Today's plenary session speakers were Vassilis Angelopoulos of UC Berkeley (soon to join the UCLA faculty) on "Maximizing substorm science on THEMIS: Probe alignments and ground conjunctions" and Eric Donovan of Calgary on "Diffuse Aurora".
Angelopoulos is PI of the THEMIS mission. He reviewed the status of the THEMIS mission and some of the scientific topics to which THEMIS can contribute. At present THEMIS is in a string-of-pearls configuration with a separation of ~10000 km between the leading and trailing satellites and ~200 km between the middle three. Electric field antennas have been successfully deployed on three of the five spacecraft, and all other instruments are working on all five spacecraft. When the spacecraft are boosted to their final orbits sometime this fall, the orbits will be phased so that there will be a five-spacecraft conjunction every four days and four-spacecraft conjunctions every two days. Apogee will be in the tail from January through March with the conjunctions over the North America sector, where ground magnetometers and all sky cameras are deployed from Alaska to Labrador. Nominal science operations will begin 1 July, and science software will be rolled out to the community 31 July. There is an open data policy (consult with PI or co-Is, and credit NASA grant NAS5-02099). Already THEMIS is obtaining useful science data, including an observation of substorm onset with westward traveling surge, a measurement of a flux transfer event, and an observation of magnetopause reconnection. THEMIS will be able to track radial motion of electrons inward from the tail and measure electric and magnetic fields and waves locally. There are also potential contributions to dayside magnetospheric physics (this summer) and tracking of solar wind interaction with the magnetopause (summer 2008). Nominal mission lasts until about March 2009, with extensions possible given consumables budget and radiation margin. There are at least two web sites of interest: data from http://themis.ssl.berkeley.edu and orbit visualization from SSCWeb at http://sscweb.gsfc.nasa.gov/tipsod. There is a removable attenuator (x50) which ensures that the particle instruments do not saturate in the radiation belt.
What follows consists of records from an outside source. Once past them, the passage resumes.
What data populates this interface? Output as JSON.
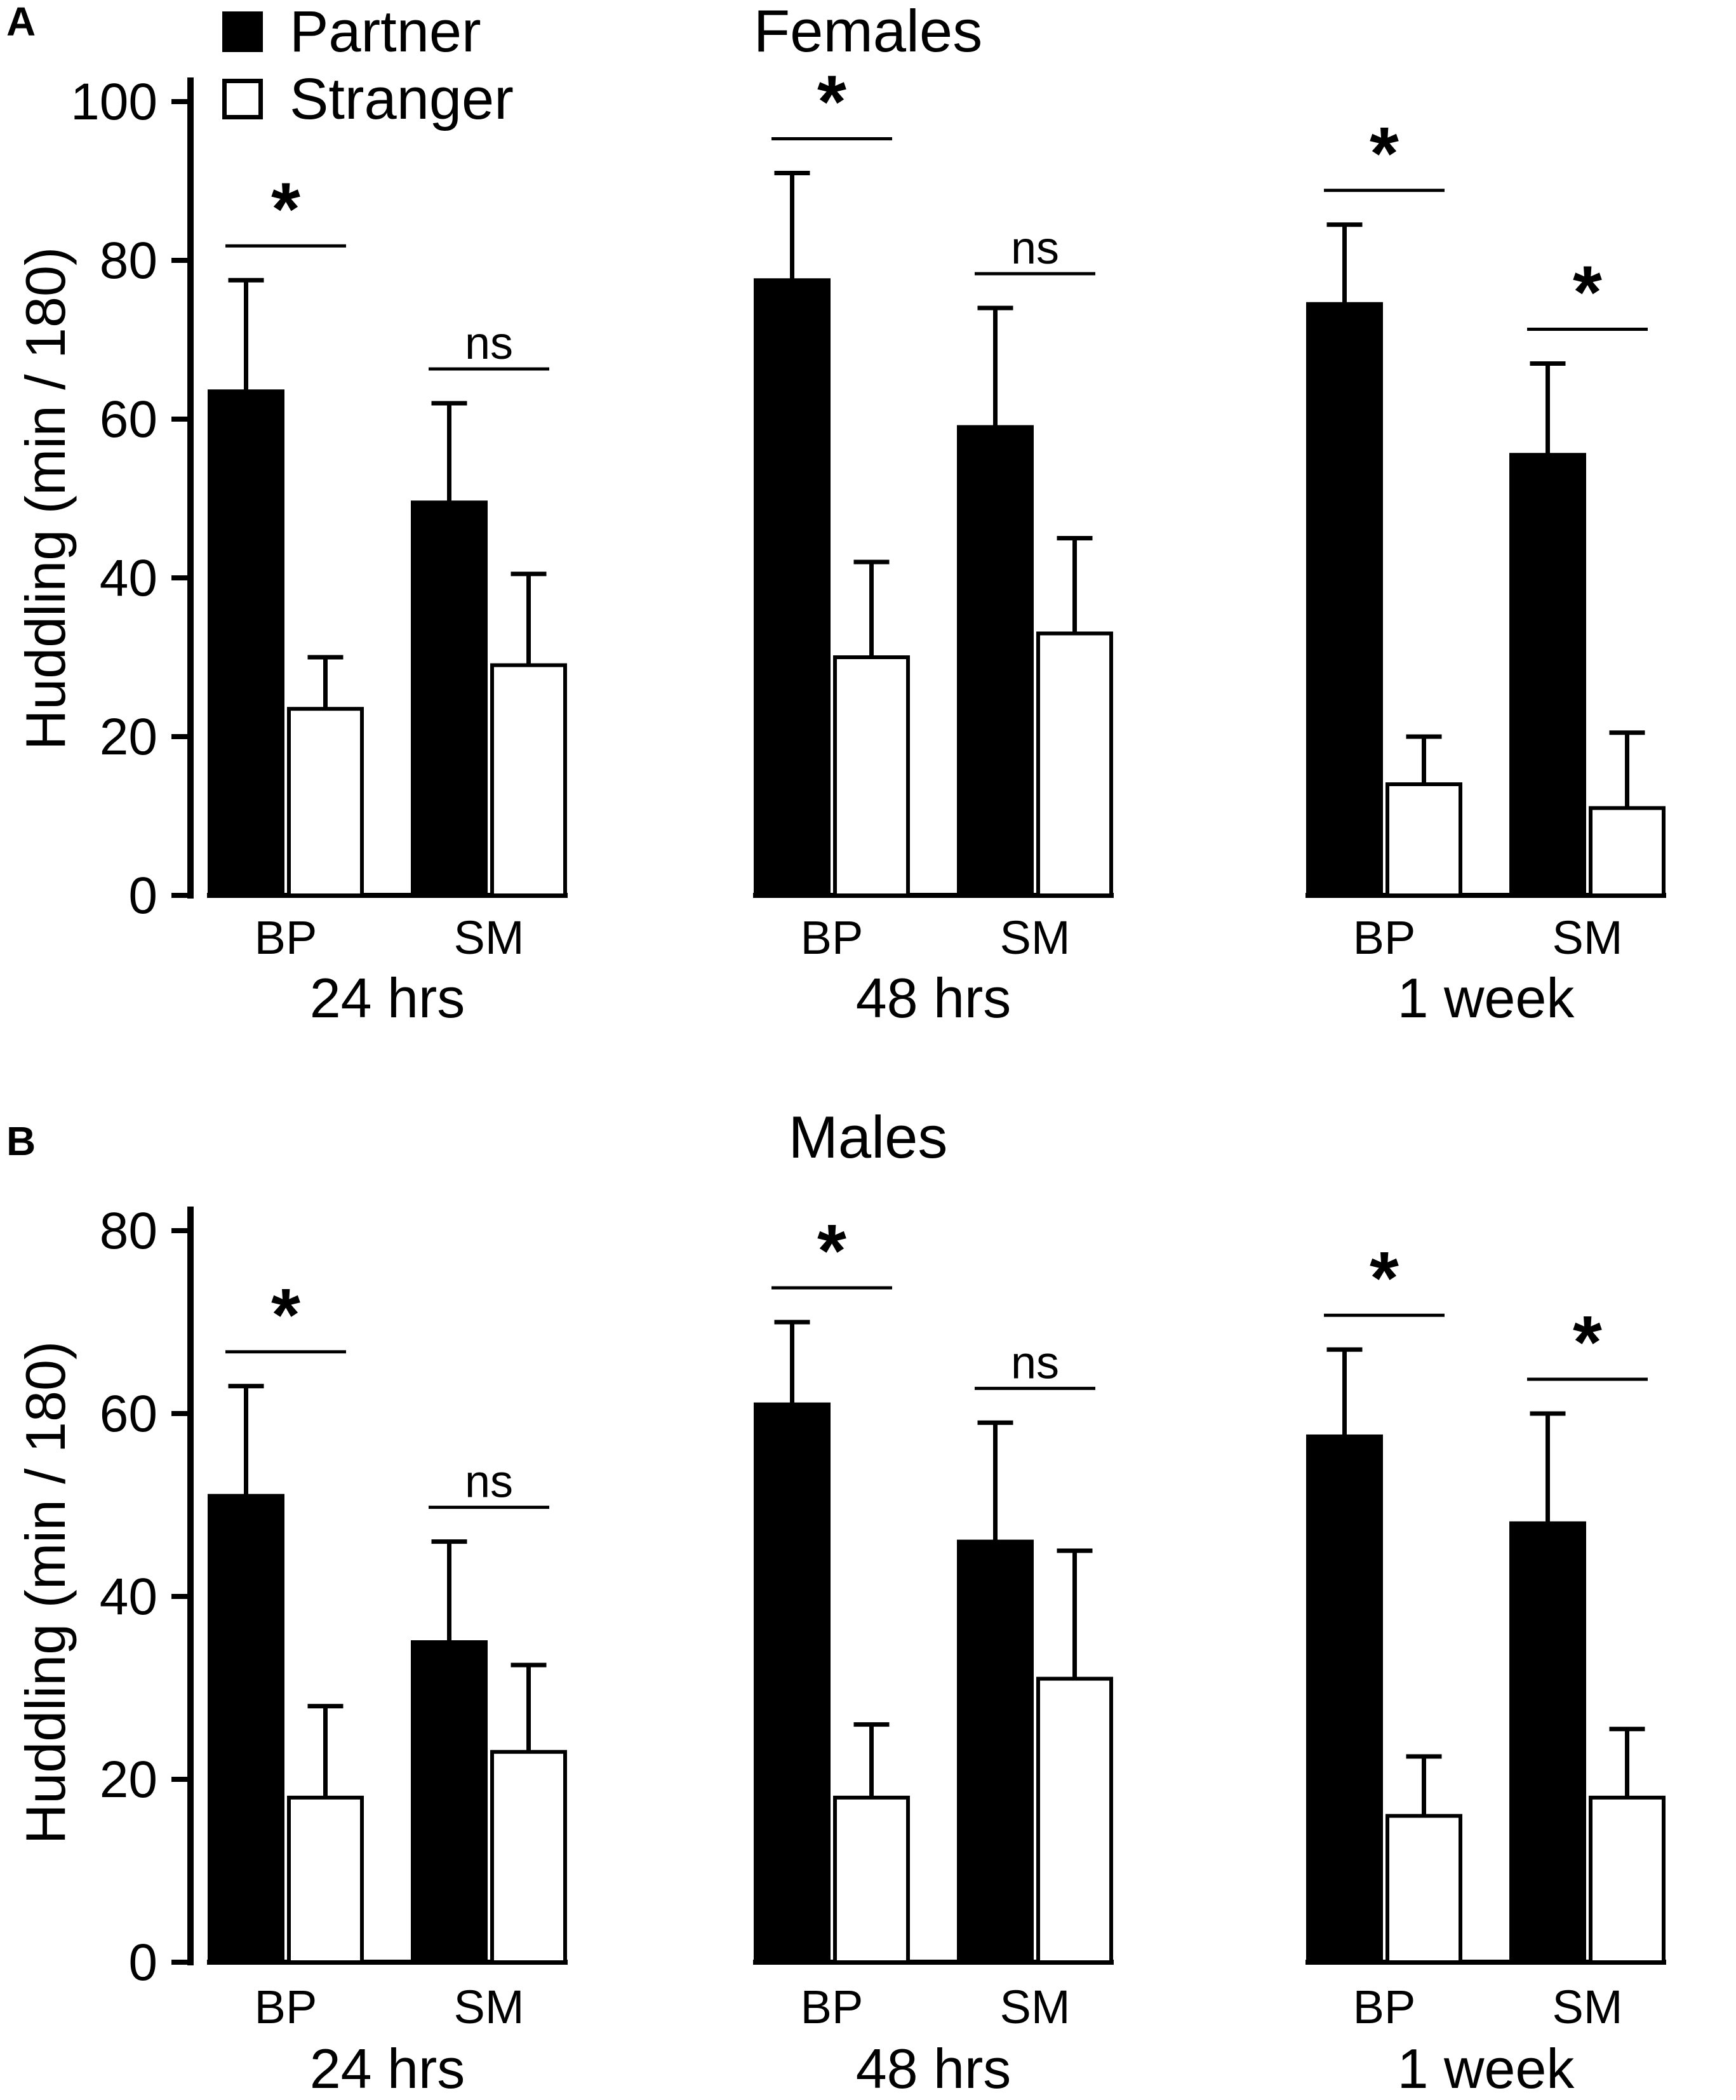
{
  "legend": {
    "items": [
      {
        "label": "Partner",
        "fill": "#000000"
      },
      {
        "label": "Stranger",
        "fill": "#ffffff"
      }
    ]
  },
  "chart_data": [
    {
      "type": "bar",
      "panel_label": "A",
      "title": "Females",
      "ylabel": "Huddling (min / 180)",
      "ylim": [
        0,
        100
      ],
      "yticks": [
        0,
        20,
        40,
        60,
        80,
        100
      ],
      "groups": [
        "24 hrs",
        "48 hrs",
        "1 week"
      ],
      "subgroups": [
        "BP",
        "SM"
      ],
      "series": [
        {
          "name": "Partner",
          "fill": "#000000",
          "values": [
            [
              63.5,
              49.5
            ],
            [
              77.5,
              59.0
            ],
            [
              74.5,
              55.5
            ]
          ],
          "errors": [
            [
              14.0,
              12.5
            ],
            [
              13.5,
              15.0
            ],
            [
              10.0,
              11.5
            ]
          ]
        },
        {
          "name": "Stranger",
          "fill": "#ffffff",
          "values": [
            [
              23.5,
              29.0
            ],
            [
              30.0,
              33.0
            ],
            [
              14.0,
              11.0
            ]
          ],
          "errors": [
            [
              6.5,
              11.5
            ],
            [
              12.0,
              12.0
            ],
            [
              6.0,
              9.5
            ]
          ]
        }
      ],
      "significance": [
        [
          "*",
          "ns"
        ],
        [
          "*",
          "ns"
        ],
        [
          "*",
          "*"
        ]
      ]
    },
    {
      "type": "bar",
      "panel_label": "B",
      "title": "Males",
      "ylabel": "Huddling (min / 180)",
      "ylim": [
        0,
        80
      ],
      "yticks": [
        0,
        20,
        40,
        60,
        80
      ],
      "groups": [
        "24 hrs",
        "48 hrs",
        "1 week"
      ],
      "subgroups": [
        "BP",
        "SM"
      ],
      "series": [
        {
          "name": "Partner",
          "fill": "#000000",
          "values": [
            [
              51.0,
              35.0
            ],
            [
              61.0,
              46.0
            ],
            [
              57.5,
              48.0
            ]
          ],
          "errors": [
            [
              12.0,
              11.0
            ],
            [
              9.0,
              13.0
            ],
            [
              9.5,
              12.0
            ]
          ]
        },
        {
          "name": "Stranger",
          "fill": "#ffffff",
          "values": [
            [
              18.0,
              23.0
            ],
            [
              18.0,
              31.0
            ],
            [
              16.0,
              18.0
            ]
          ],
          "errors": [
            [
              10.0,
              9.5
            ],
            [
              8.0,
              14.0
            ],
            [
              6.5,
              7.5
            ]
          ]
        }
      ],
      "significance": [
        [
          "*",
          "ns"
        ],
        [
          "*",
          "ns"
        ],
        [
          "*",
          "*"
        ]
      ]
    }
  ]
}
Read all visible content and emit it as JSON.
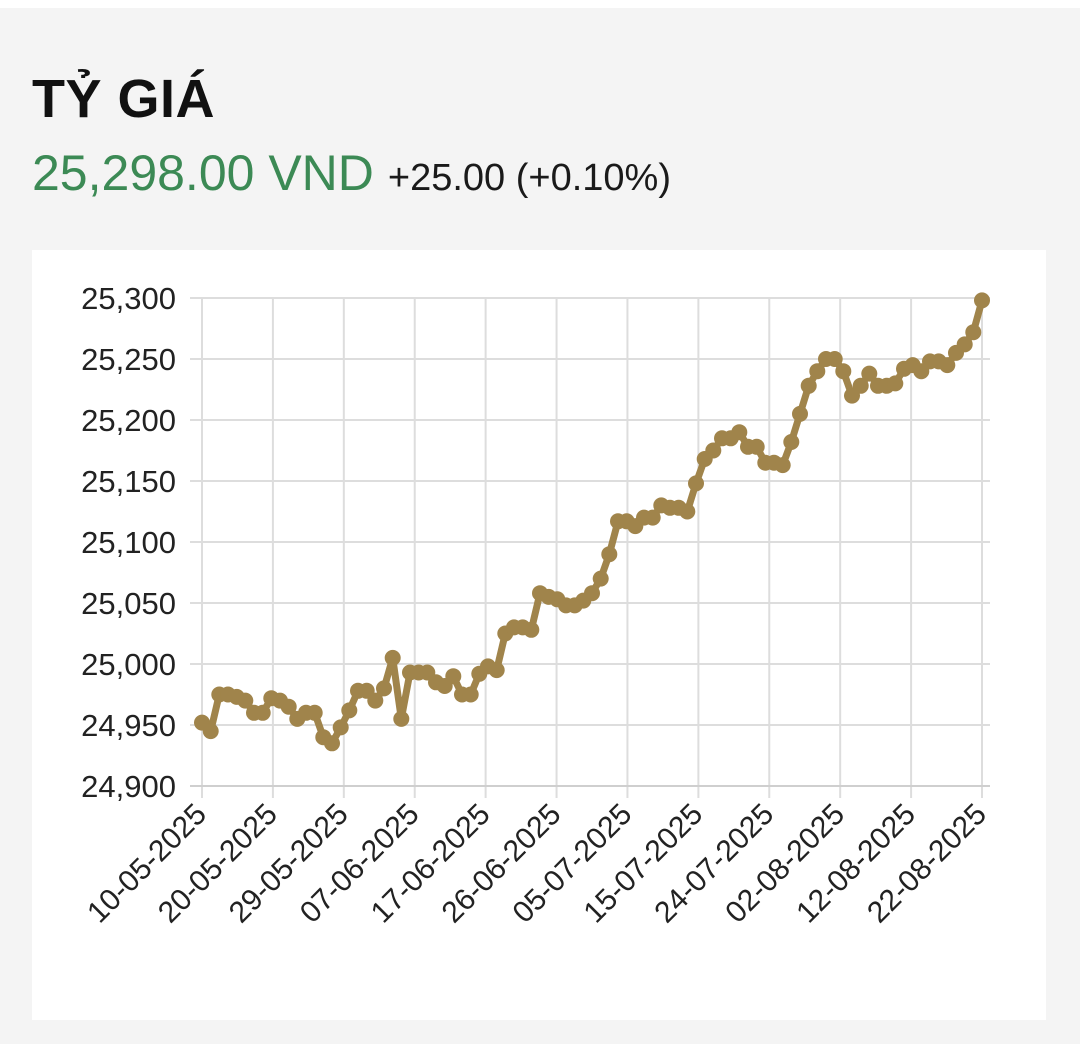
{
  "header": {
    "title": "TỶ GIÁ",
    "price": "25,298.00 VND",
    "change": "+25.00 (+0.10%)"
  },
  "colors": {
    "price": "#3c8a55",
    "line": "#a0844b",
    "grid": "#dddddd",
    "background": "#f4f4f4"
  },
  "chart_data": {
    "type": "line",
    "title": "",
    "xlabel": "",
    "ylabel": "",
    "ylim": [
      24900,
      25300
    ],
    "yticks": [
      "25,300",
      "25,250",
      "25,200",
      "25,150",
      "25,100",
      "25,050",
      "25,000",
      "24,950",
      "24,900"
    ],
    "ytick_values": [
      25300,
      25250,
      25200,
      25150,
      25100,
      25050,
      25000,
      24950,
      24900
    ],
    "xticks": [
      "10-05-2025",
      "20-05-2025",
      "29-05-2025",
      "07-06-2025",
      "17-06-2025",
      "26-06-2025",
      "05-07-2025",
      "15-07-2025",
      "24-07-2025",
      "02-08-2025",
      "12-08-2025",
      "22-08-2025"
    ],
    "grid": true,
    "legend": "none",
    "series": [
      {
        "values": [
          24952,
          24945,
          24975,
          24975,
          24973,
          24970,
          24960,
          24960,
          24972,
          24970,
          24965,
          24955,
          24960,
          24960,
          24940,
          24935,
          24948,
          24962,
          24978,
          24978,
          24970,
          24980,
          25005,
          24955,
          24993,
          24993,
          24993,
          24985,
          24982,
          24990,
          24975,
          24975,
          24992,
          24998,
          24995,
          25025,
          25030,
          25030,
          25028,
          25058,
          25055,
          25053,
          25048,
          25048,
          25052,
          25058,
          25070,
          25090,
          25117,
          25117,
          25113,
          25120,
          25120,
          25130,
          25128,
          25128,
          25125,
          25148,
          25168,
          25175,
          25185,
          25185,
          25190,
          25178,
          25178,
          25165,
          25165,
          25163,
          25182,
          25205,
          25228,
          25240,
          25250,
          25250,
          25240,
          25220,
          25228,
          25238,
          25228,
          25228,
          25230,
          25242,
          25245,
          25240,
          25248,
          25248,
          25245,
          25255,
          25262,
          25272,
          25298
        ]
      }
    ]
  }
}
Donovan's talk was an overview of the breakout sessions on diffuse aurora which started yesterday and continue this afternoon. Although diffuse aurora is operationally defined as structureless precipitation, the precipitation actually reflects significant turbulence in the central plasma sheet. There are separate electron and ion aurora. On the duskside, the proton aurora is equatorward of the ion aurora, while postmidnight the proton aurora can be poleward of the electron diffuse aurora. The poleward boundary of the 630 nm oxygen line is a proxy for the open-closed field line boundary.